C’est à de tels résultats que parviennent les esprits les plus éminens, les plus rassis, les mieux rompus à la discipline de la critique historique. Sont-ils les jouets d’un mirage, ou bien est-ce nous qui avons des yeux et qui ne voyons pas ? Il serait vain d’opposer nos doutes à leurs allégations ; chacun d’eux nous dirait :


Vous serez ébahi, quand vous serez au bout,
Que vous ne m’aurez rien persuadé du tout.

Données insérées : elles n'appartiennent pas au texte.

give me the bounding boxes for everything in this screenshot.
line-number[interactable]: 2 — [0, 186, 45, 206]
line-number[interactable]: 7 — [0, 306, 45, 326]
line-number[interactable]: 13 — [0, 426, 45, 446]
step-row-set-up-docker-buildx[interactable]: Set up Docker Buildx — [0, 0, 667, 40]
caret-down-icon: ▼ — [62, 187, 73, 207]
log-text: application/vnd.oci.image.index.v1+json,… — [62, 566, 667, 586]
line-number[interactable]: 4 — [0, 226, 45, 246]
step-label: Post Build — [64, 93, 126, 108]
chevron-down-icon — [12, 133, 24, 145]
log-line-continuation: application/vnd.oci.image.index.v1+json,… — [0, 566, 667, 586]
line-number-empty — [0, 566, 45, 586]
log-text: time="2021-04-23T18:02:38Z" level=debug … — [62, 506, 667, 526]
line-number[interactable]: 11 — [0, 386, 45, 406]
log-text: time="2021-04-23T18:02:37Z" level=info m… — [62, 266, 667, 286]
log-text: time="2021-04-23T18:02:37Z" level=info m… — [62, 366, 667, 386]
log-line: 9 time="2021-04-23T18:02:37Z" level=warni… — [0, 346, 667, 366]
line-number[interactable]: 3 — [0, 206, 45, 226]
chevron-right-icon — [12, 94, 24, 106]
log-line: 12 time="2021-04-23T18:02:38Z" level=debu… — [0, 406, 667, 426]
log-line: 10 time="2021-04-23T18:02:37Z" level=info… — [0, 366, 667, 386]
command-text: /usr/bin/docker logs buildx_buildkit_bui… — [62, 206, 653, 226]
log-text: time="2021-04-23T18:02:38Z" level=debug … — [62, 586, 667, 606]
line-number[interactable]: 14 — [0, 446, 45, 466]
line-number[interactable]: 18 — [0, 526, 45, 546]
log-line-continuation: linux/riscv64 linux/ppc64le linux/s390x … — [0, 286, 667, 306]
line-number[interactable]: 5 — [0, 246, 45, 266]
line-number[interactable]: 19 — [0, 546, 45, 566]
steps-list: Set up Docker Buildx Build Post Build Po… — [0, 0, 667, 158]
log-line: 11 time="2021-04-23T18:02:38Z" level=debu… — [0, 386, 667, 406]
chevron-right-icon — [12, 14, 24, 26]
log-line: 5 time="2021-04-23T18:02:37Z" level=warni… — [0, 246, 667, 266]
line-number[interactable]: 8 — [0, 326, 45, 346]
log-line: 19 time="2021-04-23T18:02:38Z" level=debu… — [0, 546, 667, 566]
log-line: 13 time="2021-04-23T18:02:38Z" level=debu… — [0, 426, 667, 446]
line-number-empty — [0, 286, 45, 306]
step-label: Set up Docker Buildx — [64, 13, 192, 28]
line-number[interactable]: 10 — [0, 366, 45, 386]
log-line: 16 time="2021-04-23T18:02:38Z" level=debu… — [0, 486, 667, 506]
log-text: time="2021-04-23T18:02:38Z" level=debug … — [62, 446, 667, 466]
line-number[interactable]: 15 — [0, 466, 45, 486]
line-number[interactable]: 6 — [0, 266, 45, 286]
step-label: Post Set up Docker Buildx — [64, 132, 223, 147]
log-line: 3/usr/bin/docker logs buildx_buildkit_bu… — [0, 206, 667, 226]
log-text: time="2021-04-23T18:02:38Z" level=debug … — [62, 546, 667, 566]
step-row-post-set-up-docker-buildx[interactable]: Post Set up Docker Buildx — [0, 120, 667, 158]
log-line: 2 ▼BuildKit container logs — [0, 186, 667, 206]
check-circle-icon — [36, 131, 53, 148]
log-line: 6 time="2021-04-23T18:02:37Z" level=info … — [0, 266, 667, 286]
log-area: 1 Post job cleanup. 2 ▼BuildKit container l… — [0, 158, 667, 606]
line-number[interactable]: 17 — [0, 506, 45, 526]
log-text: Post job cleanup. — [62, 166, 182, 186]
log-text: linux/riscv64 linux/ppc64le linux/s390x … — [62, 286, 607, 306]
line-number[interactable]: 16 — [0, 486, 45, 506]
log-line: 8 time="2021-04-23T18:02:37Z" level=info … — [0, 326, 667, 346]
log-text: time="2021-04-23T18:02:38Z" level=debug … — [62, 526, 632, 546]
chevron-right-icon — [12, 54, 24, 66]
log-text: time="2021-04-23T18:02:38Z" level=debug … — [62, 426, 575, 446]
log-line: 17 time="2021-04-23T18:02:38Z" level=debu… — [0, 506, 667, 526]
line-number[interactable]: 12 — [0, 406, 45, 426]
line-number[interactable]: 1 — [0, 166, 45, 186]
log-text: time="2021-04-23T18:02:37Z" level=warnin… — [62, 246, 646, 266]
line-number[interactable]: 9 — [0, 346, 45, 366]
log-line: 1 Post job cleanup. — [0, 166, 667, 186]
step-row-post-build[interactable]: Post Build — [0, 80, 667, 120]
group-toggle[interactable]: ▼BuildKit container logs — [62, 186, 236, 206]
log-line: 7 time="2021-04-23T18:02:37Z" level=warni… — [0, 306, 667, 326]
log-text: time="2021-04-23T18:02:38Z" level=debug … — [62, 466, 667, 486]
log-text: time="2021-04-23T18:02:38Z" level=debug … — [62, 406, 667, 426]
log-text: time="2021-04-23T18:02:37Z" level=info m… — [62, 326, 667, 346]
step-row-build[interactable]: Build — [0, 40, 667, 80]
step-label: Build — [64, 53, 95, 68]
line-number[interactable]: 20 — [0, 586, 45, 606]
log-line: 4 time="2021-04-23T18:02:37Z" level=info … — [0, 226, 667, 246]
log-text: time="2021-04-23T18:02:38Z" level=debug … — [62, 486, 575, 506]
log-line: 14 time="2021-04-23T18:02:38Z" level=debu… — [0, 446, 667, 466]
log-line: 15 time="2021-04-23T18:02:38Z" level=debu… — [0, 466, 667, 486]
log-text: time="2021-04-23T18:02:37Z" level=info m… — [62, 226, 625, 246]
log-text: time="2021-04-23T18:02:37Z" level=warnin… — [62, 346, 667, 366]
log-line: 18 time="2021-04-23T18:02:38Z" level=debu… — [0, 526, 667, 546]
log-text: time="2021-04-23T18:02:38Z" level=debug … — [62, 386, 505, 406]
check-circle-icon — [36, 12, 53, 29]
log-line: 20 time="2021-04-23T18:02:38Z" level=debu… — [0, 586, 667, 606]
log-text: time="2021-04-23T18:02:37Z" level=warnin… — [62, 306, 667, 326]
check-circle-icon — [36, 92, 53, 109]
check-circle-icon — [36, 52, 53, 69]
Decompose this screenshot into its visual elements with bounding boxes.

Il y a mieux à faire : reconnaître que leurs procédés sont logiques et légitimes, si une fois nous acceptons leur point de départ. Oui, s’il est avéré que le duc Girard a été chanté par des aèdes dès le IXe et le Xe siècle, il est naturel que les derniers remaniemens de ces cantilènes primitives ne recèlent plus, après trois siècles d’altérations, que des détritus de souvenirs historiques ; et, puisqu’on y retrouve au moins trois concordances certaines avec l’histoire, il est légitime que les critiques tachent d’enrichir cette liste de concordances par des rapprochemens moins assurés, acceptables pourtant, et dont il sera éternellement impossible, à nous de montrer qu’ils sont arbitraires, à eux de montrer qu’ils sont fondés.

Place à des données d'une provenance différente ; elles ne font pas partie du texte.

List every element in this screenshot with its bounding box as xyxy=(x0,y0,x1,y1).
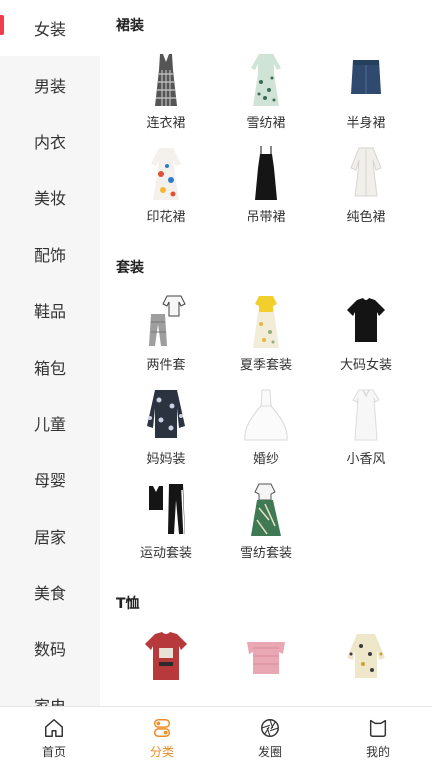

Mais faut-il accepter leur point de départ ? Est-il nécessaire que la légende de Girard de Roussillon ait commencé de se former dès le IXe siècle, et que ces traits historiques du poème, — les noms de Charles, de Girard, de Berte, de Vézelay, — proviennent de chants épiques très anciens ?

Pour ma part, je réussis parfois, par effort d’imagination romantique, à me représenter qu’à ces hautes époques, sous le

  1. P. Rajna, Le Origini dell’epopea francese, p. 234 ; Cf. A. Stimming ouvr. cité, p. 47 ; G. Paris, La Légende de Pépin (1895), p. 4.